Un team di ricercatori di Enea ha messo a punto un processo che consente di riconvertire oltre il 90% della plastica recuperata in mare e sulle spiagge in nuovo “petrolio” da utilizzare come combustibile o per produrre nuove plastiche, vernici, solventi e innumerevoli composti organici. Questa attività è stata realizzata nell’ambito del progetto europeo interregionale Italia-Croazia ‘NETWAP’ sulla riduzione e la gestione innovativa dei rifiuti e i risultati sono stati pubblicati su ACS Sustainable Chemistry & Engineering, la rivista scientifica online dell’American Chemical Society. “Abbiamo sottoposto campioni di plastica raccolta in mare a un particolare trattamento termo-chimico chiamato pirolisi che consente di decomporre – a una temperatura al di sopra dei 400 °C e in assenza di ossigeno – il materiale plastico di partenza in olio e gas ricchi di idrocarburi potenzialmente sfruttabili per la produzione di nuovi combustibili e prodotti chimici”, spiega Riccardo Tuffi, Ricercatore del Laboratorio Enea di Tecnologie per riuso, riciclo, recupero e valorizzazione di rifiuti e materiali, che ha realizzato la ricerca insieme ai colleghi Lorenzo Cafiero e Doina De Angelis. “Per migliorarne ulteriormente resa e qualità – prosegue Tuffi – abbiamo utilizzato un catalizzatore, ricavato a sua volta dalla lavorazione di un materiale di scarto, ovvero le ceneri prodotte dagli impianti di gassificazione e di combustione del carbone.
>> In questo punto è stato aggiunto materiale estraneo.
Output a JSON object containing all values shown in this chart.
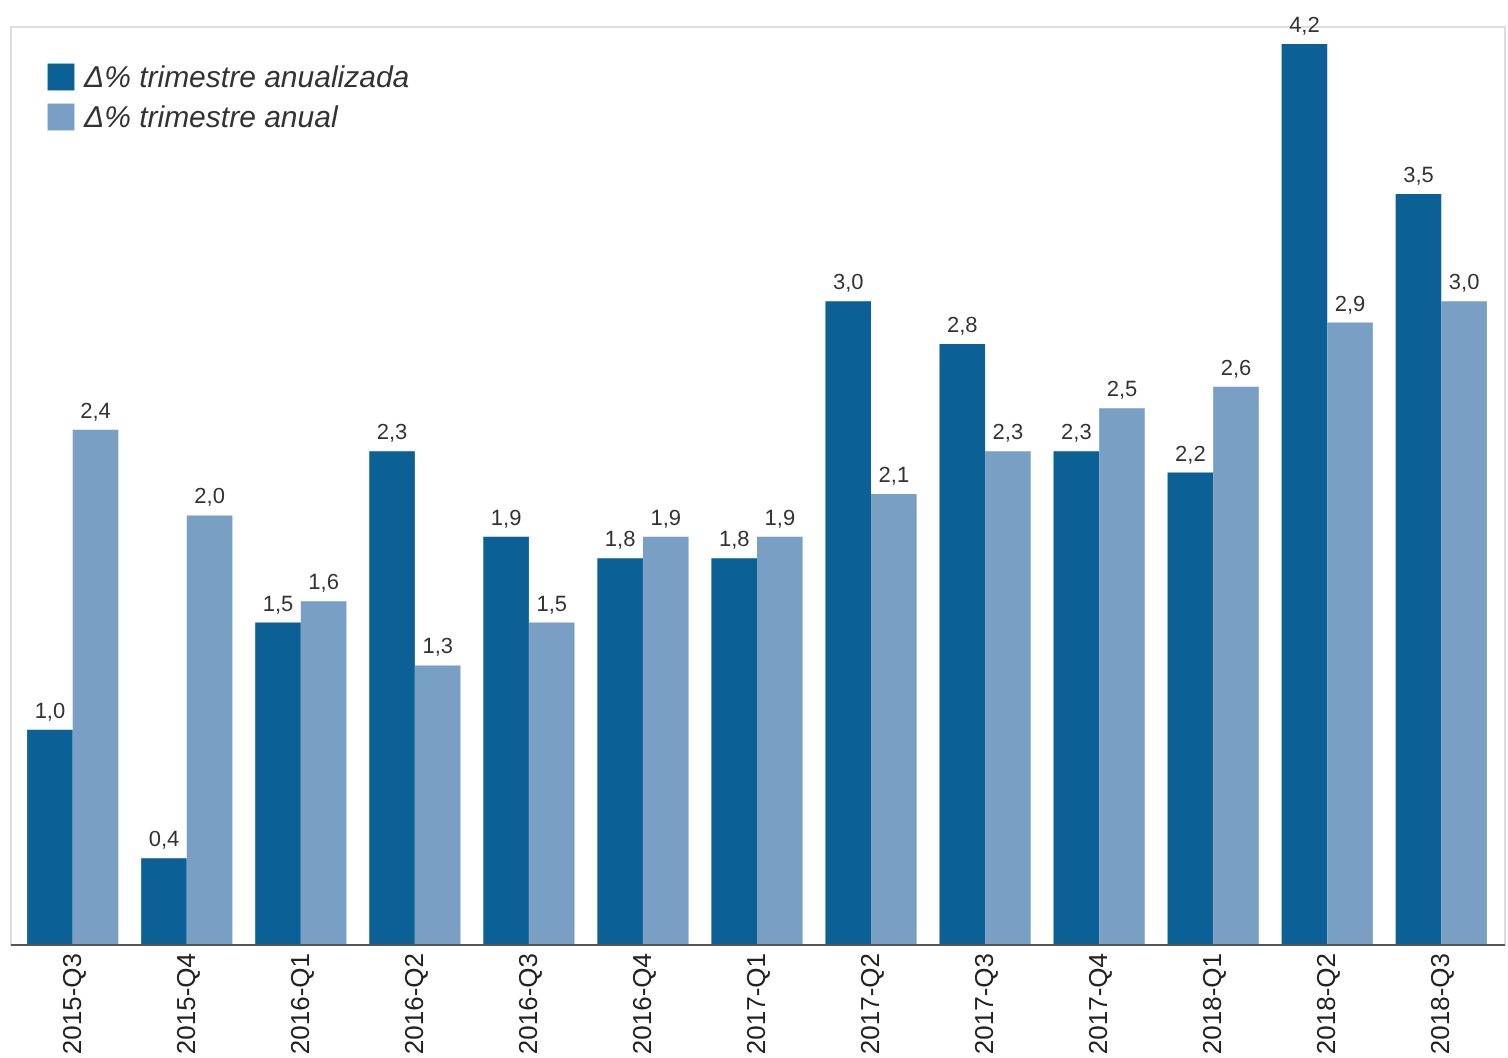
{
  "chart_data": {
    "type": "bar",
    "categories": [
      "2015-Q3",
      "2015-Q4",
      "2016-Q1",
      "2016-Q2",
      "2016-Q3",
      "2016-Q4",
      "2017-Q1",
      "2017-Q2",
      "2017-Q3",
      "2017-Q4",
      "2018-Q1",
      "2018-Q2",
      "2018-Q3"
    ],
    "series": [
      {
        "name": "Δ% trimestre anualizada",
        "color": "#0b6196",
        "values": [
          1.0,
          0.4,
          1.5,
          2.3,
          1.9,
          1.8,
          1.8,
          3.0,
          2.8,
          2.3,
          2.2,
          4.2,
          3.5
        ],
        "value_labels": [
          "1,0",
          "0,4",
          "1,5",
          "2,3",
          "1,9",
          "1,8",
          "1,8",
          "3,0",
          "2,8",
          "2,3",
          "2,2",
          "4,2",
          "3,5"
        ]
      },
      {
        "name": "Δ% trimestre anual",
        "color": "#7a9fc5",
        "values": [
          2.4,
          2.0,
          1.6,
          1.3,
          1.5,
          1.9,
          1.9,
          2.1,
          2.3,
          2.5,
          2.6,
          2.9,
          3.0
        ],
        "value_labels": [
          "2,4",
          "2,0",
          "1,6",
          "1,3",
          "1,5",
          "1,9",
          "1,9",
          "2,1",
          "2,3",
          "2,5",
          "2,6",
          "2,9",
          "3,0"
        ]
      }
    ],
    "legend": "top left",
    "grid": false
  }
}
Si tratta di un rifiuto industriale la cui produzione mondiale annua ammonta a circa 1 miliardo di tonnellate; è considerato una potenziale causa di inquinamento ambientale mentre il suo utilizzo per la sintesi di catalizzatori potrebbe rappresentare un passo verso la sostenibilità dei processi produttivi”.
Riconversione
Il campione di plastica preso in esame è stato convertito in idrocarburi di grande valore economico (circa l’87% in olio leggero e l’8% in gas) e i gas prodotti durante il trattamento termo-chimico si sono dimostrati più che sufficienti a sostenere il fabbisogno di energetico del processo (450 °C). La raccolta e il riciclo meccanico della plastica raccolta in mare e sulle spiagge risultano molto più complicati rispetto al trattamento dei rifiuti urbani, perché si tratta di materiali eterogenei composti da molti polimeri di forme e dimensioni diverse difficili da individuare e raccogliere. Inoltre, possono contenere una quantità considerevole di sabbia, sale, conchiglie, alghe e in genere subiscono anche differenti processi di degradazione, come quello foto-ossidativo ad opera della radiazione solare. Una recente indagine ha rivelato che nessuna delle oltre 100 piccole e medie imprese che trattano i rifiuti plastici marini in tutto il mondo ha utilizzato la pirolisi. “Nel prossimo futuro, invece, piccoli impianti di pirolisi installati nei porti potrebbero addirittura produrre carburante per le imbarcazioni a partire proprio dalla plastica recuperata in mare”, conclude Tuffi.
Obiettivi di riciclaggio
La direttiva europea sugli imballaggi e i rifiuti di imballaggio ha fissato obiettivi di riciclaggio della plastica al 50% entro il 2025 e al 55% entro il 2030. Inoltre, è stato emanato il piano d’azione sull’economia circolare per incoraggiare il riciclo, con una forte attenzione ai rifiuti di plastica, e per prevenire e ridurre l’impatto sull’ambiente dei prodotti di plastica monouso. Tuttavia, secondo il rapporto 2022 di Plastics Europe, l’associazione europea che raggruppa oltre 100 produttori di polimeri a copertura del 90% del mercato, la produzione di plastica a livello mondiale è risultata in costante crescita fino al 2019 con un quantitativo pari a 368 milioni di tonnellate. La maggior parte di questa plastica viene utilizzata per gli imballaggi monouso che, di conseguenza, diventano rapidamente un rifiuto. Purtroppo, i rifiuti di plastica vengono spesso smaltiti in modo inadeguato, causando gravi problemi ambientali: secondo l’Unesco da 8 a 10 milioni di tonnellate di materiali plastici finiscono nell’oceano, costituendo fino all’80% del cosiddetto marine litter, e la maggior parte si accumula sul fondo dell’oceano (70%), mentre il resto rimane sulle coste (15%) e sulla superficie dell’acqua (15%).